A-O : – Mais justement ce que nous contestons, c’est la manière même dont l’on va définir l’accessibilité. Il est possible qu’un cursus de formation ne soit pas accessible parce que des aménagements n’ont pas été mis en œuvre. Et contre l’argument qui est le votre de voir la personne en situation de handicap comme un poids social, il est possible que les aménagements matériels demandés par les personnes en situation de handicap fassent également avancer les conditions de formation des personnes valides.

R-D : Mais déjà, vous voyez bien que l’idée que le handicap soit considéré comme une simple différence au même titre que la couleur de cheveux ne tient pas la route. Les implications d’un handicap sur la vie d’une personnes et sur ces capacités ne sont pas de même nature. Elles portent atteintes à l’égalité des chances.

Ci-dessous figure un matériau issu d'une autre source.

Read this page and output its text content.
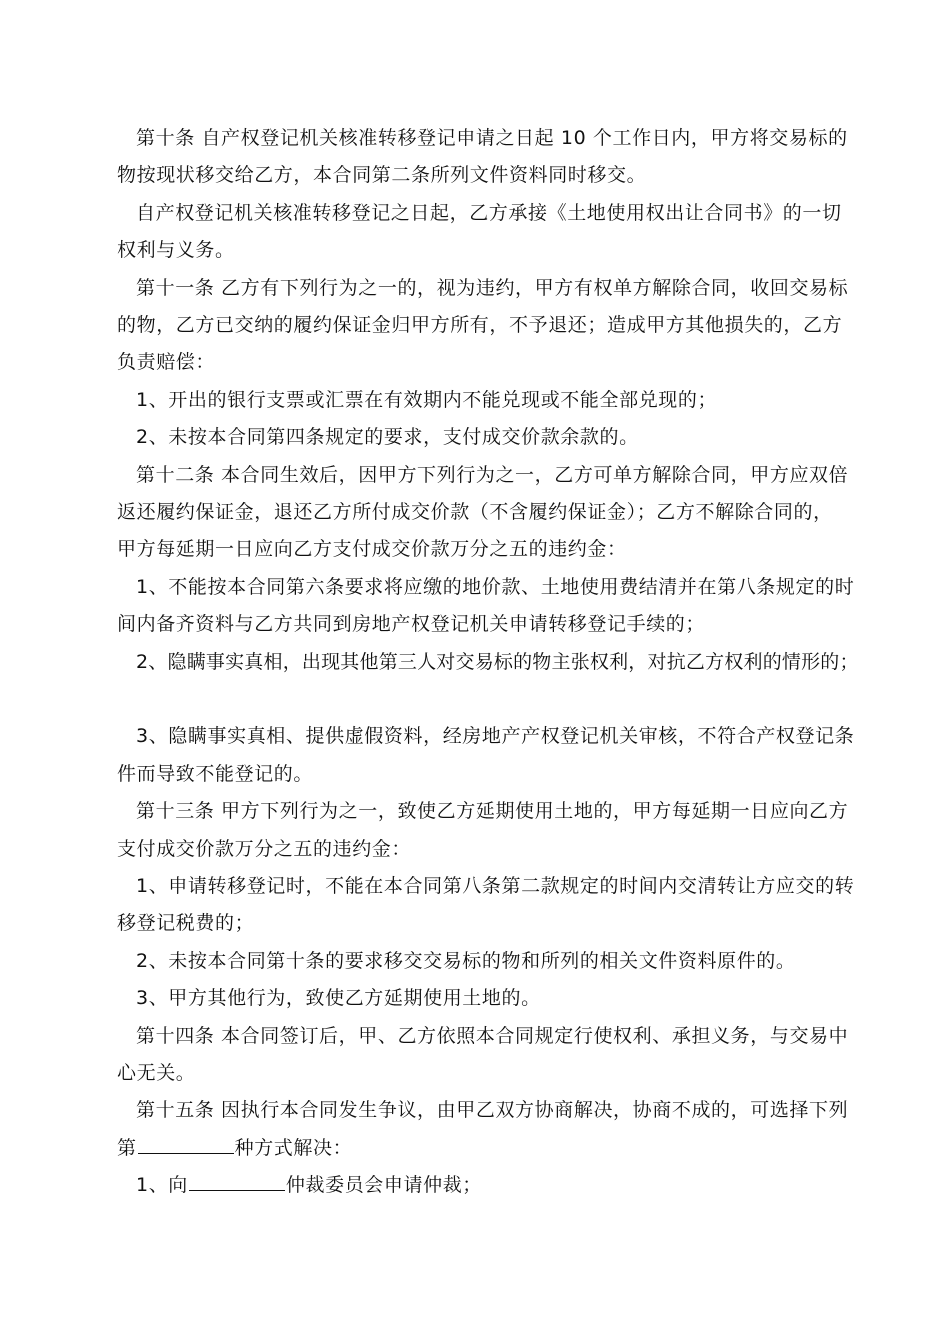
第十条 自产权登记机关核准转移登记申请之日起 10 个工作日内，甲方将交易标的
物按现状移交给乙方，本合同第二条所列文件资料同时移交。
自产权登记机关核准转移登记之日起，乙方承接《土地使用权出让合同书》的一切
权利与义务。
第十一条 乙方有下列行为之一的，视为违约，甲方有权单方解除合同，收回交易标
的物，乙方已交纳的履约保证金归甲方所有，不予退还；造成甲方其他损失的，乙方
负责赔偿：
1、开出的银行支票或汇票在有效期内不能兑现或不能全部兑现的；
2、未按本合同第四条规定的要求，支付成交价款余款的。
第十二条 本合同生效后，因甲方下列行为之一，乙方可单方解除合同，甲方应双倍
返还履约保证金，退还乙方所付成交价款（不含履约保证金）；乙方不解除合同的，
甲方每延期一日应向乙方支付成交价款万分之五的违约金：
1、不能按本合同第六条要求将应缴的地价款、土地使用费结清并在第八条规定的时
间内备齐资料与乙方共同到房地产权登记机关申请转移登记手续的；
2、隐瞒事实真相，出现其他第三人对交易标的物主张权利，对抗乙方权利的情形的；
3、隐瞒事实真相、提供虚假资料，经房地产产权登记机关审核，不符合产权登记条
件而导致不能登记的。
第十三条 甲方下列行为之一，致使乙方延期使用土地的，甲方每延期一日应向乙方
支付成交价款万分之五的违约金：
1、申请转移登记时，不能在本合同第八条第二款规定的时间内交清转让方应交的转
移登记税费的；
2、未按本合同第十条的要求移交交易标的物和所列的相关文件资料原件的。
3、甲方其他行为，致使乙方延期使用土地的。
第十四条 本合同签订后，甲、乙方依照本合同规定行使权利、承担义务，与交易中
心无关。
第十五条 因执行本合同发生争议，由甲乙双方协商解决，协商不成的，可选择下列
第	种方式解决：
1、向	仲裁委员会申请仲裁；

A-O : – Nous ne nions pas la possibilité pour les personnes d’avoir recours aux techniques médicales, mais nous disons que le handicap ne doit pas être traité sur le plan politique avant tout comme un problème médical, mais comme un problème social.

Président* : – Ce que je constate, c’est que vous semblez être tous les deux d’accords sur l’idée de compensations, mais vous ne les définissez pas de la même manière. L’un considère que les compensations doivent prendre la forme d’une intervention médicale dont la responsabilité est à l’initiative de la personne en situation de handicap. L’autre considère que les compensations doivent prendre la forme d’aménagements matériels qui sont de la responsabilité de la collectivité. On a dans un cas une conception plus individualiste de la responsabilité du handicap – une déficience physique qui frappe une personne – et de l’autre une conception plus sociale – le handicap est la conséquence d’une forme d’organisation sociale.

NB: Le cas des personnes handicaptés est souvent évoqué par les tenants de l’idéologie transhumaniste, comme l’exemple du coureur Sud-Africain, Oscar Pistorius qui était doté de prothèse lui permettant de courir aussi rapidement que les valides et qui avait demandé à concourir contre les valides, et non pas en paralympique.